Water flowing from mountains to fjords in Norway will soon be helping power British homes, as the world’s longest “interconnector” hooks up the two countries’ grids.
The 447-mile (720km) cable being laid between the UK and Norwayis one of a series of grid connections with other countries that will help reduce carbon emissions from the British power sector by 17% by 2030, National Grid said.
On the edge of a peaceful lake at Kvilldal, western Norway, a converter station is being built which will enable cheap electricity generated by a hydro power plant situated deep inside the Norwegian hillside to be transmitted to the UK.
Cables from the converter station, which is linked up to the Norwegian grid next to the hydro power plant, are being laid through the lake and a newly-blasted tunnel to the nearby fjord and then out to the North Sea.
They will carry the renewable power under the sea to another converter station at Blyth, Northumberland, where it will enter the British grid.
The 6in (15cm) wide cables will be able to transmit 1,400 megawatts of electricity – enough to meet the peak winter power demand of three cities the size of Newcastle, according to project director Nigel Williams, from National Grid.

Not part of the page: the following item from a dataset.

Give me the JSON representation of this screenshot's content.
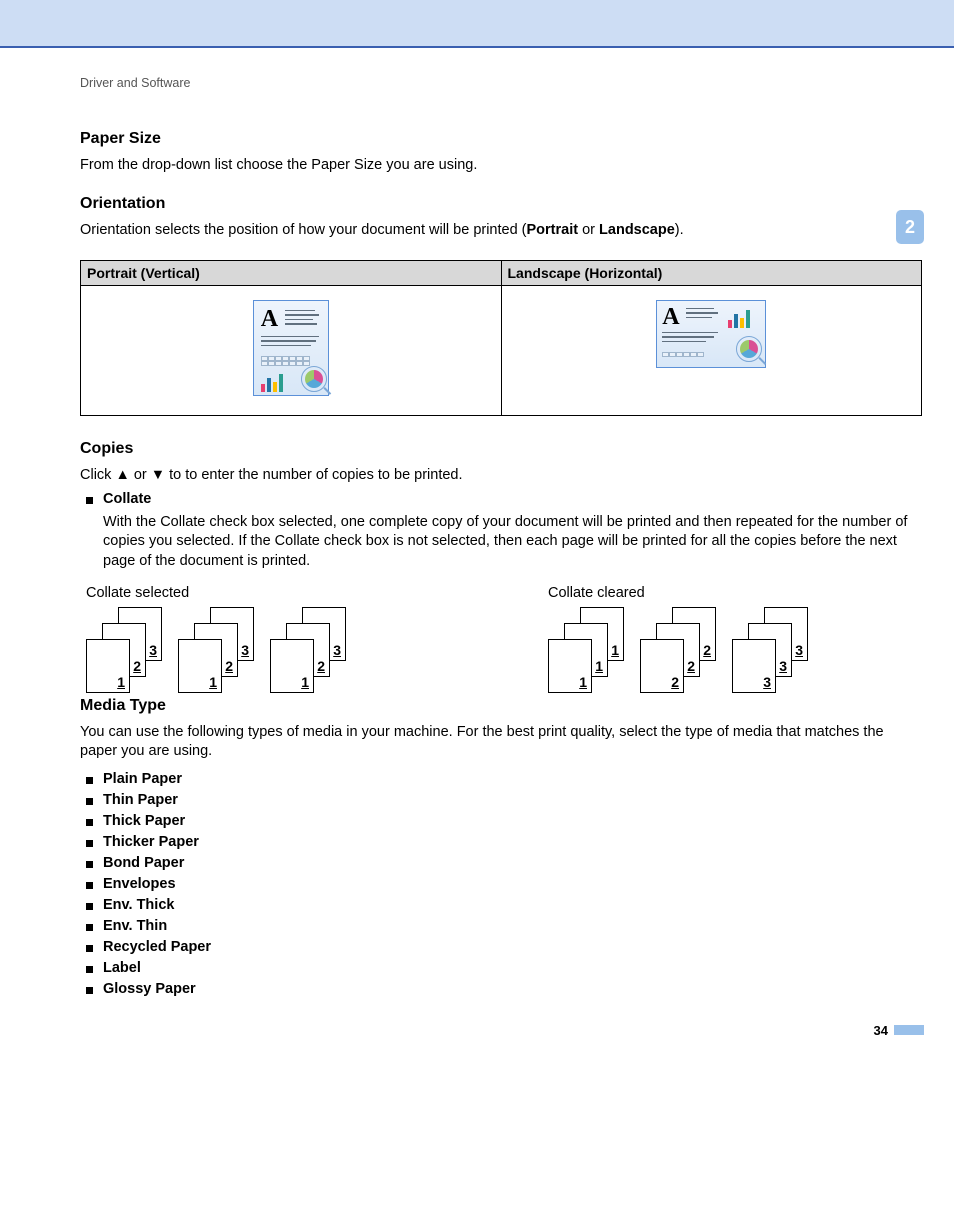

The £1.8 billion collaboration between National Grid and Statnett will also allow extra power from British renewables to be “stored” in Norway’s vast Blasjo reservoir, known as Europe’s green battery.
The reservoir, constructed with a series of dams high up in mountains capped with snow and lakes, stores water from rainfall and snow melt as part of a vast hydropower network with a 770 square mile (2,000 sq km) catchment.
When power is needed, water is released from the reservoir through pipes to hydropower plants, generating electricity by turning turbines as it flows down towards the lake and fjord below.
The interconnector scheme will be completed in 2021, and in the early years most of the electricity flowing through the sub-sea cables will be from Norway to the UK.
But as more offshore wind farms are built in the UK, there will be times the British grid has more renewable power than it needs, and it will be able to transmit electricity to power homes in Norway.
This will mean the Norwegian grid can effectively store energy by holding back the water in the reservoir for use in the hydropower plants at another time.
It could even use the excess electricity to pump water back up from lower levels into the reservoir for future use, allowing both countries to make the best use of their renewable resources, the team behind the scheme say.
Mr Williams said interconnectors such as the North Sea link helped manage the UK’s growing intermittent renewables such as wind and solar, provide a new source of power and get coal and gas off the system to cut emissions.
“Norway presents a great opportunity to get some of their excess hydro over to the UK which will displace some of the fossil fuel plant.”
And he said hydro is cheap.
“It reduces customer bills in the UK because we will be replacing top-of-the-range coal and gas plant with baseload hydro, so energy prices will have a downward effect in the UK.”
River levels affected by the hydro scheme are managed to protect nature, including wild salmon returning to spawn, and the engineers laying the interconnector cables through the lake had to protect the trout living there.
Gareth Redmond-King, head of climate at conservation charity WWF, said connecting clean hydropower from Norway that respects nature and the people living in the local environment with wind power in the North of England was a good example of the co-operation needed to tackle climate change.
It also addresses the charge against renewables that when the wind does not blow or the sun does not shine, gas or coal are needed, as it provides clean power from Norway.
“All of this is helping us to decarbonise our power system which is absolutely crucial to the kind of action we need to take to tackle the climate crisis,” he said.